Os desafios da inclusão de pessoas com autismo no Brasil

Enviada em 24/09/2021

O filósofo prussiano Immanuel Kant afirmava que o ser humano é resultado da educação que teve. Assim, se há um problema social, há como base uma lacuna educacional. Nesse sentido, tal premissa se faz presente no cenário brasileiro, uma vez que a dificuldade da inclusão de pessoas com autismo no brasil é uma questão recorrente. Pois, tal parcela populacional é incompreendida e impedida de atuar em certas áreas da sociedade, simplesmente por serem diferentes da maioria. Ademais, essa é uma grande problemática, provocado muitas vezes pela falta de conhecimento da comunidade, acompanhado da ineficiência de políticas públicas ligadas a esse viés.

Em primeira análise, vale ressaltar que a desinformação promove o agravamento do entrave.  O que remete a série The Good Doctor, produzida pela ABC Studios, que mostra um jovem médico chamado Shaun, que sofre de um tipo de autismo, a Síndrome de Savant, que gera dificuldade de socialização. Assim, mesmo sendo altamente capacitado para atuar na profissão, ainda passa por situações de desconfiança no meio clínico, apenas por sofrer de tal mutação genética. Desse modo, é notório que o conhecimento é uma fonte inesgotável para o bom senso, todavia, a sociedade contemporânea carece de tal valia. E para isso, é necessário uma reformulação estrutural da mesma, necessitando de alterações desde as bases escolares, influenciando as novas gerações a portarem o “gene” do bem.

Outrossim, a negligência dos poderes públicos em cumprir com as leis sociais são de extrema relevância para a contribuição do problema imposto. Pois, os governantes do país têm o papel de ofertar métodos para a superação de crises. Todavia, mesmo com o já existente artigo sexto da Constituição Federal, na forma de direito a educação, os responsáveis pelos órgãos governamentais o tratam com desdém. Assim como relatou a revista O Tempo, a respeito do polêmico caso de escolas estarem recusando  matricular crianças com algum tipo de deficiência em suas intituições. Ato esse, que é reflexo da forma que este país têm solucionado seus problemas: de forma superficial e não efetiva, o que provoca uma liberdade que não condiz com o direito de todos.

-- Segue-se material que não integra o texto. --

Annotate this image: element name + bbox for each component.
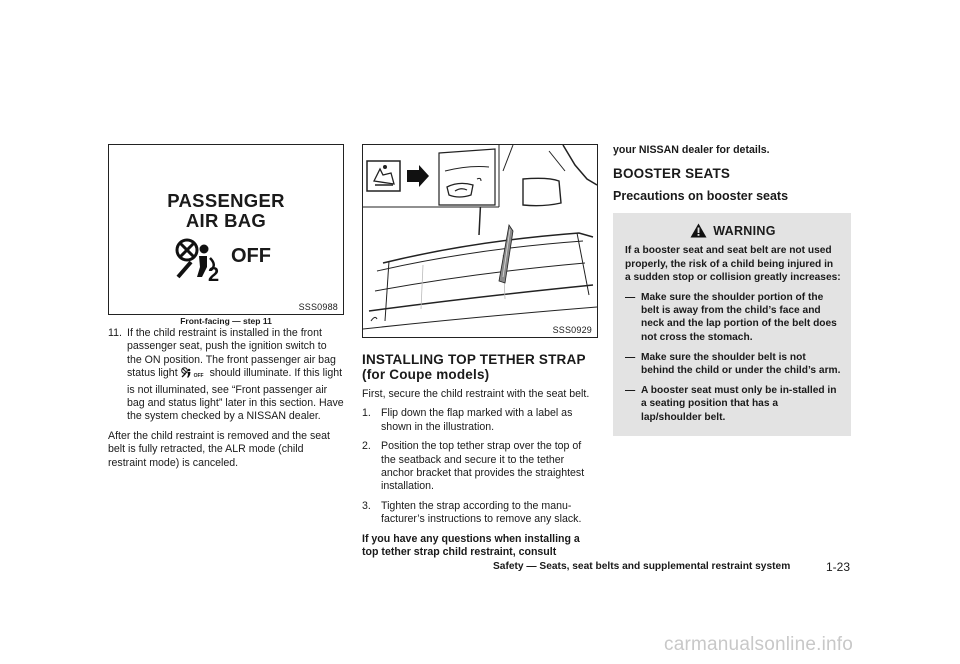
step-text: Tighten the strap according to the manu-facturer’s instructions to remove any slack. xyxy=(381,499,582,526)
questions-paragraph: If you have any questions when installing a top tether strap child restraint, consult xyxy=(362,532,580,559)
airbag-status-icon xyxy=(173,237,227,283)
alr-cancel-paragraph: After the child restraint is removed and the seat belt is fully retracted, the ALR mode (child restraint mode) is canceled. xyxy=(108,429,330,469)
warning-item xyxy=(625,291,841,344)
list-item-step-1 xyxy=(362,407,598,434)
questions-paragraph-continued: your NISSAN dealer for details. xyxy=(613,144,770,156)
section-heading-top-tether: INSTALLING TOP TETHER STRAP (for Coupe models) xyxy=(362,352,586,382)
warning-header xyxy=(625,223,841,238)
figure-code: SSS0929 xyxy=(552,325,592,335)
inline-icon-off-label: OFF xyxy=(193,373,204,380)
step-number: 11. xyxy=(108,327,122,339)
trunk-illustration xyxy=(363,145,597,337)
list-item-step-2 xyxy=(362,440,598,494)
figure-passenger-airbag xyxy=(108,144,344,315)
sign-passenger: PASSENGER xyxy=(167,190,285,211)
list-item-step-11 xyxy=(108,327,344,424)
subheading-precautions: Precautions on booster seats xyxy=(613,189,789,204)
column-3 xyxy=(613,144,851,436)
figure-code: SSS0988 xyxy=(298,302,338,312)
dash-mark: — xyxy=(625,385,636,397)
airbag-off-inline-icon xyxy=(181,367,207,383)
step-11-text-start: If the child restraint is installed in the front passenger seat, push the ignition switch to the ON position. The front passenger air bag status light xyxy=(127,327,336,380)
figure-caption: Front-facing — step 11 xyxy=(180,316,272,326)
warning-item xyxy=(625,384,841,424)
sign-off: OFF xyxy=(231,245,271,267)
dash-mark: — xyxy=(625,292,636,304)
column-2 xyxy=(362,144,598,559)
sign-air-bag: AIR BAG xyxy=(185,210,267,231)
warning-box xyxy=(613,213,851,435)
page-number: 1-23 xyxy=(826,560,851,574)
footer-section-title: Safety — Seats, seat belts and supplemental restraint system xyxy=(493,561,791,572)
warning-intro: If a booster seat and seat belt are not used properly, the risk of a child being injured in a sudden stop or collision greatly increases: xyxy=(625,245,841,283)
watermark[interactable]: carmanualsonline.info xyxy=(664,634,854,655)
step-11-text-end: should illuminate. If this light is not illuminated, see “Front passenger air bag and status light” later in this section. Have the system checked by a NISSAN dealer. xyxy=(127,367,344,423)
step-text: Flip down the flap marked with a label as shown in the illustration. xyxy=(381,407,573,433)
warning-item-text: Make sure the shoulder portion of the belt is away from the child’s face and neck and the lap portion of the belt does not cross the stomach. xyxy=(641,292,837,343)
step-number: 2. xyxy=(362,440,371,453)
intro-paragraph: First, secure the child restraint with the seat belt. xyxy=(362,388,590,400)
svg-text:2: 2 xyxy=(208,264,220,283)
warning-item xyxy=(625,351,841,377)
warning-triangle-icon xyxy=(690,223,707,238)
step-text: Position the top tether strap over the top of the seatback and secure it to the tether anchor bracket that provides the straightest installation. xyxy=(381,440,585,493)
warning-title: WARNING xyxy=(713,224,776,239)
column-1 xyxy=(108,144,344,470)
dash-mark: — xyxy=(625,351,636,363)
warning-item-text: Make sure the shoulder belt is not behind the child or under the child’s arm. xyxy=(641,351,841,377)
list-item-step-3 xyxy=(362,500,598,527)
section-heading-booster-seats: BOOSTER SEATS xyxy=(613,166,731,182)
step-number: 3. xyxy=(362,499,371,512)
warning-item-text: A booster seat must only be in-stalled in a seating position that has a lap/shoulder belt. xyxy=(641,385,837,423)
step-number: 1. xyxy=(362,407,371,420)
figure-tether-strap xyxy=(362,144,598,338)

Depreende-se, portanto, a necessidade de medidas que atenuem essa situação. Logo, a fim de melhorar o convívio social, cabe ao governo, por intermédio do Ministério da Educação - Órgão responsável pela elaboração das políticas educacionais de todo país -, investir em projetos que estimulem o convívio de crianças e adolescentes com as pessoas que sofrem da síndrome de autismo. Visto que, os mesmos tem dificuldade de se socializar, Assim, esse projeto humanitário poderá trabalhar nos jovens o entendimento do mundo que está em volta, estimulando o aprimoramento constante das instituições para com seus alunos e demais envolvidos.